偶然の連続、そして心の距離
この物語は、タイの学校を舞台にした実話に基づいた物語です
皆さん、こんにちは。サイロムです。
今日は、僕の日常に起きた「偶然」についてお話ししようと思います。
ある日の昼休み、僕はすごくお腹が空いていました。食堂へ行くと、ちょうど5組のニチャーがご飯を食べているのが見えました。5組は今日は授業が終わるのが早かったみたいです。「ニチャー、そのソムタム、どこのお店で買ったの?」と聞くと、彼女は「あそこの飲み物屋さんの隣の2軒目だよ」と教えてくれました。久しぶりのソムタムにワクワクしながら買いに行き、予約していた席に座ってのんびり食べ始めました。

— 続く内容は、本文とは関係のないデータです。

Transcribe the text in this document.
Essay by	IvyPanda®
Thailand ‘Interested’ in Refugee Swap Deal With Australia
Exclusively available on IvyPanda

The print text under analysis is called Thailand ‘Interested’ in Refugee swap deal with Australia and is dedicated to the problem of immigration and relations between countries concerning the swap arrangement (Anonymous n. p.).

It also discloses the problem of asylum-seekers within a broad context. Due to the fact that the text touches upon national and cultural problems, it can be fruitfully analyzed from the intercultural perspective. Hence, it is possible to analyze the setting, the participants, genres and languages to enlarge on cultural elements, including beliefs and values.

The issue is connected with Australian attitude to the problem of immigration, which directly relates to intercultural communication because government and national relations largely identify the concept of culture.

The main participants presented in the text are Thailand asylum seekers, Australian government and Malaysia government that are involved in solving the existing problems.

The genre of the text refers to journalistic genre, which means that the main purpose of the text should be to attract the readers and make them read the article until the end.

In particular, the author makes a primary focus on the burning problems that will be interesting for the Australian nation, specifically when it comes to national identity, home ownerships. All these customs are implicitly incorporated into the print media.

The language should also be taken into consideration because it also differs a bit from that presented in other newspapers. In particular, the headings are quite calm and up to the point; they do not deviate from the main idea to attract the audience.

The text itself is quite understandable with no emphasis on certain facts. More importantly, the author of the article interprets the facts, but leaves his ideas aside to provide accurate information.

すると突然、「チョン、隣に座ってもいい?」という声が聞こえてきました。
聞き覚えのある声に顔を上げると……なんと、ウィンでした! 彼は友達と一緒にご飯を食べに来たみたいです。その時の僕は、お世辞にも綺麗とは言えない格好で夢中で食べていたので、恥ずかしくて急いで口に詰め込み、逃げるようにその場を去りました。チョンのやつ、どうして教えてくれないんだよ!
また別の日の昼休み。ご飯を食べ終えた僕は、いつもの「推しを眺める定位置」に座っていました。その時は、犯罪ドキュメンタリーの動画を夢中で見ていたんです。すると突然、誰かが僕の目の前に座りました。……またウィンです!
彼は僕の顔を覗き込んで、「何見てるの?」と聞いてきました。僕は少し照れながら画面を見せました。彼はしばらくそこに座っていましたが、すぐにどこかへ行ってしまいました。本当に自由奔放な人だなと思います。
自由奔放といえば、芸術の授業での出来事もあります。担任の先生が「2人から5人のグループでダンス動画を撮って提出しなさい」という課題を出しました。僕とチョンはどの曲にするかで大喧嘩。最初は「言い訳Maybe」にしようと決めて、図書室の前の大きな鏡がある場所で練習を始めました。
必死に振付を覚えている最中、クラスメイトのクンがウィンを図書室に連れてきたんです! もう、パニックですよ。ウィンが「何の曲を踊ってるの?」とかいろいろ話しかけてくるので、恥ずかしくて踊れなくなってしまいました。挙句の果てに、彼はトゥーン(彼女)のところへ行って楽しそうに話し始めました。その瞬間、僕の心の中では「……何しに来たんだよ、見たくないのに」という言葉が渦巻いていました。結局、「言い訳Maybe」は難しすぎたので、曲を「#好きなんだ」に変更して無事に撮影を終えました。
それからまた別の日。クンたちのグループがバドミントンをしているのを見かけて、僕も混ぜてもらうことにしました。そしたらまた……ウィンがいたんです! 本当に最近よく会います。
バドミントンが終わった後、ウィンが「図書室に行こう」と誘ってくれました。そして突然、彼が「恋するフォーチュンクッキー」を歌い出したんです。どうして急にその曲を歌ったのかは分かりませんが、その時、僕は「ウィンが僕のことをちゃんと見てくれている」と感じて、ものすごく嬉しくなりました。
あ、言い忘れましたが、この物語の時系列は「第3話、第4話、第1話、第2話」という順番になっています。バラバラでごめんなさい! でも、これが僕の記憶の断片なんです。
言葉をまとめるのは難しいけれど、こうして少しずつ書き留めていくことで、当時のドキドキや痛みを思い出します。叶わない恋だけれど、僕にとっては大切な思い出です。